The Church describes contraception as ‘shameful and intrinsically immoral’, ‘a very grave crime’, ‘an offence against the law of God and nature, and those who commit it are guilty of grave sin’. Either the Church’s teaching is true or it is not true. If it is true then why is it not being preached about more forcibly given that a great number of Catholics are in grave danger of losing their souls? If it is not true then the Church is guilty of falsehood.Catholic married couples do not observe the Church’s teaching on contraception. They are using their own personal conscience in their private lives. The Church’s teaching on contraception is one of the main causes for the collapse of Confession. This is one of the biggest indications that the double standards in Church teaching is damaging its credibility. If the authenticity of one of the Sacraments is in doubt then what about the rest?
Nuala O’D, #6, #8
Married couples don’t use artificial contraception to plan their families, any more than one uses a car to plan one’s work schedule. There is a difference between the intentional act of planning, and the vehicle that gets you there.
Interesting juxtaposition between comment #7 and #8 which claim, respectively, that the church’s teaching on contraception is clear, and that it is practically never preached about.
The only explanation is that the majority of priests today are completely out of step with the constant teaching of the church. Of course, you don’t have to go any further than these web pages of the ACP to get the strong impression that this is true.

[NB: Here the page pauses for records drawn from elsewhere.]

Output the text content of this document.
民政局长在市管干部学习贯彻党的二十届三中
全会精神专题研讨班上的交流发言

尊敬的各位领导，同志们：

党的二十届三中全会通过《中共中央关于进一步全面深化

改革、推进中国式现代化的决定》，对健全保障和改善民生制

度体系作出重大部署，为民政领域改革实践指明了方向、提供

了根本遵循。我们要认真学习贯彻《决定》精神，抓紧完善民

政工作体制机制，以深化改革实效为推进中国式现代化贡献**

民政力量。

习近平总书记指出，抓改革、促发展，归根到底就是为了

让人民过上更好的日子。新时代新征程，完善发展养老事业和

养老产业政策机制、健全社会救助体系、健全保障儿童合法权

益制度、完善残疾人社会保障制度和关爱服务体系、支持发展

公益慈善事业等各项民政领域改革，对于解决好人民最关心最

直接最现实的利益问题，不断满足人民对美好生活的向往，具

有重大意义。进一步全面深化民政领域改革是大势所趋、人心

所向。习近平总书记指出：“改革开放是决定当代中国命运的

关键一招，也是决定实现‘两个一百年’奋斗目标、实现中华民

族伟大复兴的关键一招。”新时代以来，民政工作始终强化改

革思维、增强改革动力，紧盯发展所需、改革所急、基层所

One is left with the sad impression that there can be no cure for the almost total doctrinal confusion of today’s Catholics until the current crop of priests has moved on through and we once again start getting consistent messages from priest, bishop, and pope. (Many, of course, are preoccupied with the delusion that it will be the pope and not the priests that will change).
Peter Short @9.
But Peter there is more to the Church than Pope and Priests. There is also The People.The people have voted by walking away from the sacrament of confession and have ignored with contempt the unjust teaching regarding contraception. The Church’s teaching is wrong because it tries to impose a teaching that is the providence of conscience only. In fact it was Humanae Vitae that forced married couples to begin thinking about the authenticity of personal conscience and the freedom to make personal decisions regarding life issues. As one group of married couples said, ‘It is our view that if the clergy took rectal temperatures that Catholic married couples would not still be waiting for an answer on contraception’!